I'm concern about performance, engineering and readability. Let's say I have a blog, and every post has its status: published (4), pending review (2), draft (1). What is the recommended to store these information in the status
column?
status <======= storing status as string
========
pending
published
draft
status <======= storing status as integer
========
2
4
1
Also, if we should store integer, should we refrain from storing running integer: 1, 2, 3, 4, 5
, as opposed to storing a ^2 integer: 2, 4, 8, 16, 32
?
Many thanks.
I think the option you choose should depend on how well the tools/frameworks you use work with each feature.
Many database/ORMs deal poorly with enums, requiring custom code (don't understand the concept of "enumerated type").
That said... probably I'd use strings.
Strings:
Strings are also the choice of some well known CMSs (e.g. Drupal 7).
Of course this is a late answer but it could be useful to other readers.
Storing data in the integer form is always more reliable than the character or string.
Create two tables such as blog_status and blog_details
In the blog_status maintain the master status of blog like you said draft, pending and publish Table structure of blog_status
And then create another table where you want to use the blog_status in this way, you can always improve reuse able and performance of your application
There is no point of use the x^2 expression or formula. I hope, I have clear your doubt . If you find the answer helpful please mark it as your answer else let me know...
Storing as a string:
Ideally, you should use an enum type for this sort of thing, if your database supports it.

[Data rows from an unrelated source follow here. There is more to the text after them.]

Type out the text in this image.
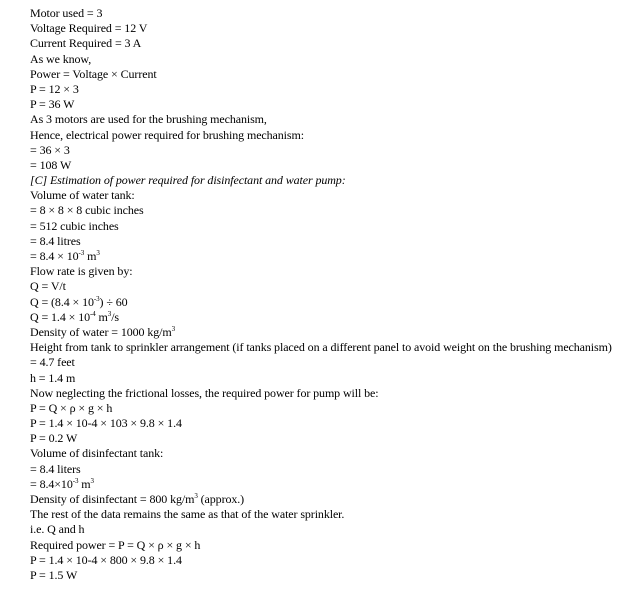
Motor used = 3
Voltage Required = 12 V
Current Required = 3 A
As we know,
Power = Voltage × Current
P = 12 × 3
P = 36 W
As 3 motors are used for the brushing mechanism,
Hence, electrical power required for brushing mechanism:
= 36 × 3
= 108 W
[C] Estimation of power required for disinfectant and water pump:
Volume of water tank:
= 8 × 8 × 8 cubic inches
= 512 cubic inches
= 8.4 litres
= $8.4 \times 10^{-3}$ $m^3$
Flow rate is given by:
Q = V/t
$Q = (8.4 \times 10^{-3}) \div 60$
$Q = 1.4 \times 10^{-4}$ $m^3/s$
Density of water = 1000 $kg/m^3$
Height from tank to sprinkler arrangement (if tanks placed on a different panel to avoid weight on the brushing mechanism)
= 4.7 feet
h = 1.4 m
Now neglecting the frictional losses, the required power for pump will be:
P = Q × ρ × g × h
P = 1.4 × 10-4 × 103 × 9.8 × 1.4
P = 0.2 W
Volume of disinfectant tank:
= 8.4 liters
= $8.4\times 10^{-3}$ $m^3$
Density of disinfectant = 800 $kg/m^3$ (approx.)
The rest of the data remains the same as that of the water sprinkler.
i.e. Q and h
Required power = P = Q × ρ × g × h
P = 1.4 × 10-4 × 800 × 9.8 × 1.4
P = 1.5 W
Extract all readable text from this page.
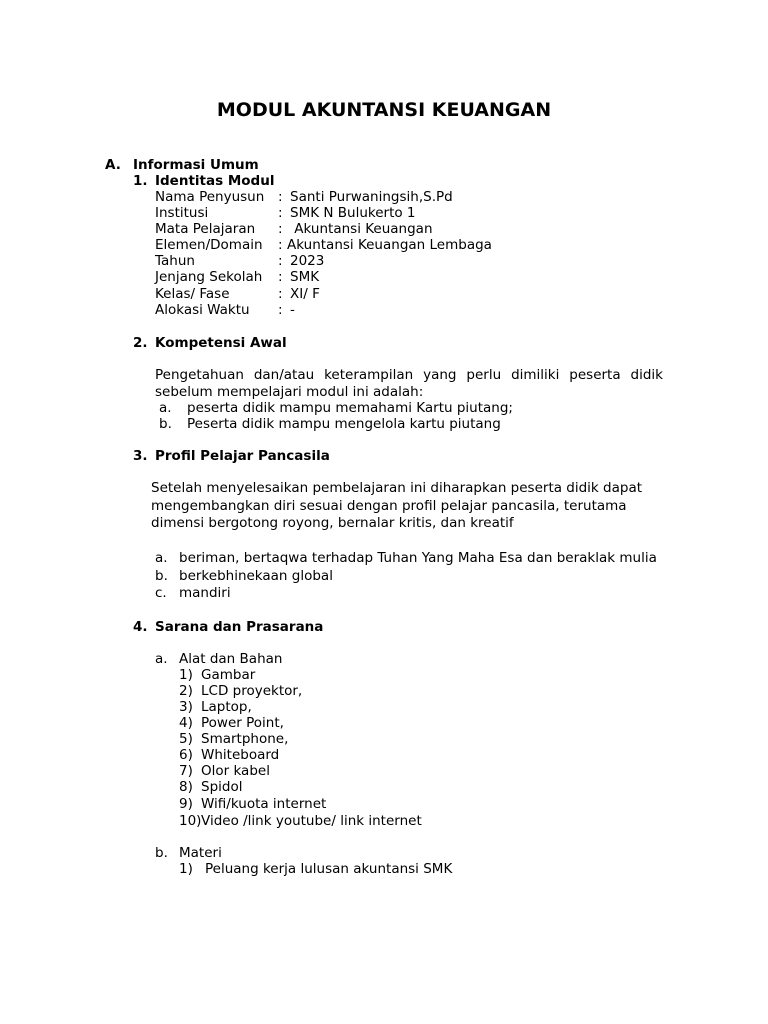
MODUL AKUNTANSI KEUANGAN
A. Informasi Umum
1. Identitas Modul
Nama Penyusun : Santi Purwaningsih,S.Pd
Institusi	: SMK N Bulukerto 1
Mata Pelajaran : Akuntansi Keuangan
Elemen/Domain : Akuntansi Keuangan Lembaga
Tahun	: 2023
Jenjang Sekolah : SMK
Kelas/ Fase	: XI/ F
Alokasi Waktu : -
2. Kompetensi Awal
Pengetahuan dan/atau keterampilan yang perlu dimiliki peserta didik sebelum mempelajari modul ini adalah:
a. peserta didik mampu memahami Kartu piutang;
b. Peserta didik mampu mengelola kartu piutang
3. Profil Pelajar Pancasila
Setelah menyelesaikan pembelajaran ini diharapkan peserta didik dapat mengembangkan diri sesuai dengan profil pelajar pancasila, terutama dimensi bergotong royong, bernalar kritis, dan kreatif
a. beriman, bertaqwa terhadap Tuhan Yang Maha Esa dan beraklak mulia
b. berkebhinekaan global
c. mandiri
4. Sarana dan Prasarana
a. Alat dan Bahan
1) Gambar
2) LCD proyektor,
3) Laptop,
4) Power Point,
5) Smartphone,
6) Whiteboard
7) Olor kabel
8) Spidol
9) Wifi/kuota internet
10) Video /link youtube/ link internet
b. Materi
1) Peluang kerja lulusan akuntansi SMK
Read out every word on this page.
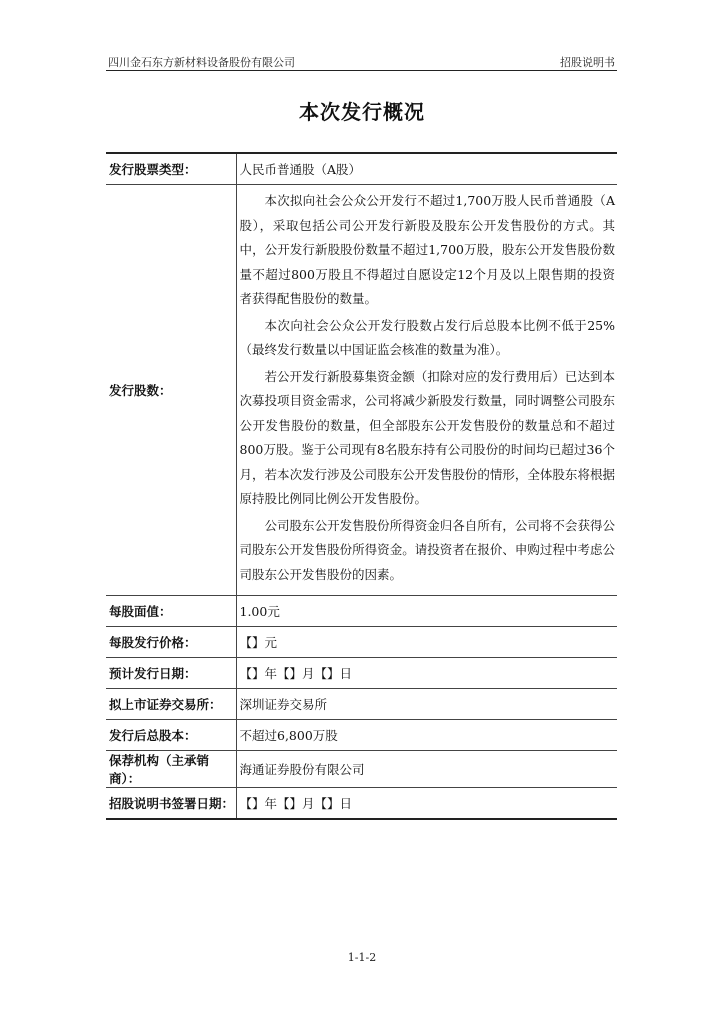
四川金石东方新材料设备股份有限公司	招股说明书
本次发行概况
发行股票类型：	人民币普通股（A股）
发行股数：	本次拟向社会公众公开发行不超过1,700万股人民币普通股（A股），采取包括公司公开发行新股及股东公开发售股份的方式。其中，公开发行新股股份数量不超过1,700万股，股东公开发售股份数量不超过800万股且不得超过自愿设定12个月及以上限售期的投资者获得配售股份的数量。

本次向社会公众公开发行股数占发行后总股本比例不低于25%（最终发行数量以中国证监会核准的数量为准）。

若公开发行新股募集资金额（扣除对应的发行费用后）已达到本次募投项目资金需求，公司将减少新股发行数量，同时调整公司股东公开发售股份的数量，但全部股东公开发售股份的数量总和不超过800万股。鉴于公司现有8名股东持有公司股份的时间均已超过36个月，若本次发行涉及公司股东公开发售股份的情形，全体股东将根据原持股比例同比例公开发售股份。

公司股东公开发售股份所得资金归各自所有，公司将不会获得公司股东公开发售股份所得资金。请投资者在报价、申购过程中考虑公司股东公开发售股份的因素。

每股面值：	1.00元
每股发行价格：	【】元
预计发行日期：	【】年【】月【】日
拟上市证券交易所：	深圳证券交易所
发行后总股本：	不超过6,800万股
保荐机构（主承销商）：	海通证券股份有限公司
招股说明书签署日期：	【】年【】月【】日
1-1-2
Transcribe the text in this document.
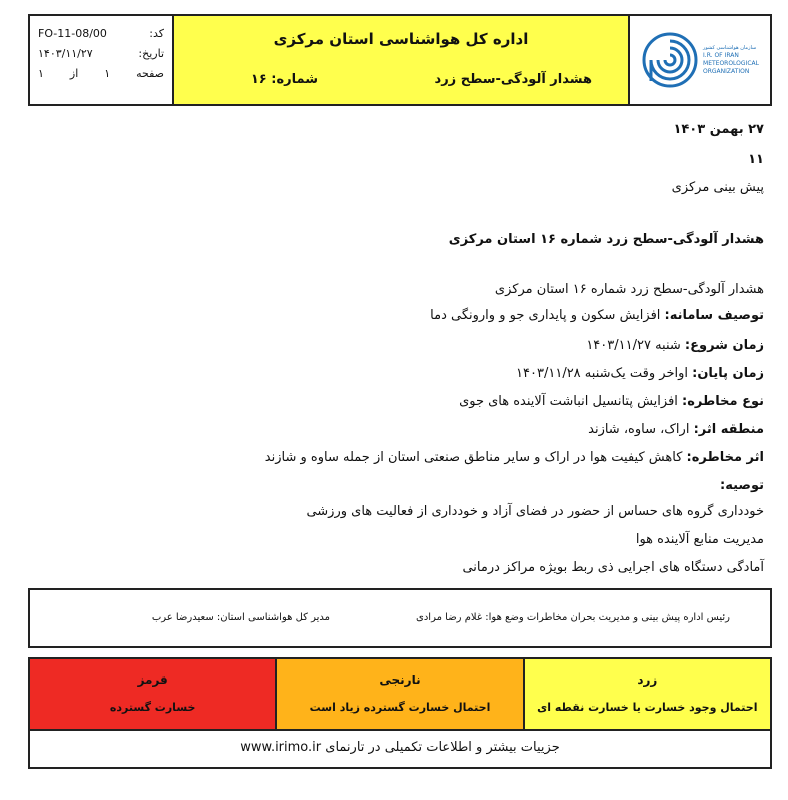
کد:
FO-11-08/00
تاریخ:
۱۴۰۳/۱۱/۲۷
صفحه
۱
از
۱
اداره کل هواشناسی استان مرکزی
هشدار آلودگی-سطح زرد
شماره: ۱۶
سازمان هواشناسی کشور
I.R. OF IRAN
METEOROLOGICAL
ORGANIZATION
۲۷ بهمن ۱۴۰۳
۱۱
پیش بینی مرکزی
هشدار آلودگی-سطح زرد شماره ۱۶ استان مرکزی
هشدار آلودگی-سطح زرد شماره ۱۶ استان مرکزی
توصیف سامانه: افزایش سکون و پایداری جو و وارونگی دما
زمان شروع: شنبه ۱۴۰۳/۱۱/۲۷
زمان پایان: اواخر وقت یک‌شنبه ۱۴۰۳/۱۱/۲۸
نوع مخاطره: افزایش پتانسیل انباشت آلاینده های جوی
منطقه اثر: اراک، ساوه، شازند
اثر مخاطره: کاهش کیفیت هوا در اراک و سایر مناطق صنعتی استان از جمله ساوه و شازند
توصیه:
خودداری گروه های حساس از حضور در فضای آزاد و خودداری از فعالیت های ورزشی
مدیریت منابع آلاینده هوا
آمادگی دستگاه های اجرایی ذی ربط بویژه مراکز درمانی
رئیس اداره پیش بینی و مدیریت بحران مخاطرات وضع هوا: غلام رضا مرادی
مدیر کل هواشناسی استان: سعیدرضا عرب
زرد
احتمال وجود خسارت یا خسارت نقطه ای
نارنجی
احتمال خسارت گسترده زیاد است
قرمز
خسارت گسترده
جزییات بیشتر و اطلاعات تکمیلی در تارنمای www.irimo.ir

The database theorist in me thinks that you shouldn't use lookup tables for single column attributes because it leads to unnecessary splitting of your data; in other words, you don't need to have a table with two columns (and ID value and an attribute name). However, the DBA in me thinks that for performance reasons, splitting your data is a very valid technique. Indexing, disk footprints, and updates become very easy when using lookups.
I'd probably split it.
I think your best bet for faster performance, less storage space, and readability is to use CHAR(1)--(p)ublished, pending (r)eview, and (d)raft. You can validate that data with either a CHECK constraint or a foreign key reference.
CHAR(1) takes substantially less space than an integer. It's directly readable by humans, so it doesn't need a join to understand it. Since it's both smaller and immediately readable, you'll get faster retrieval than a join on an integer even on a table of tens of millions of rows.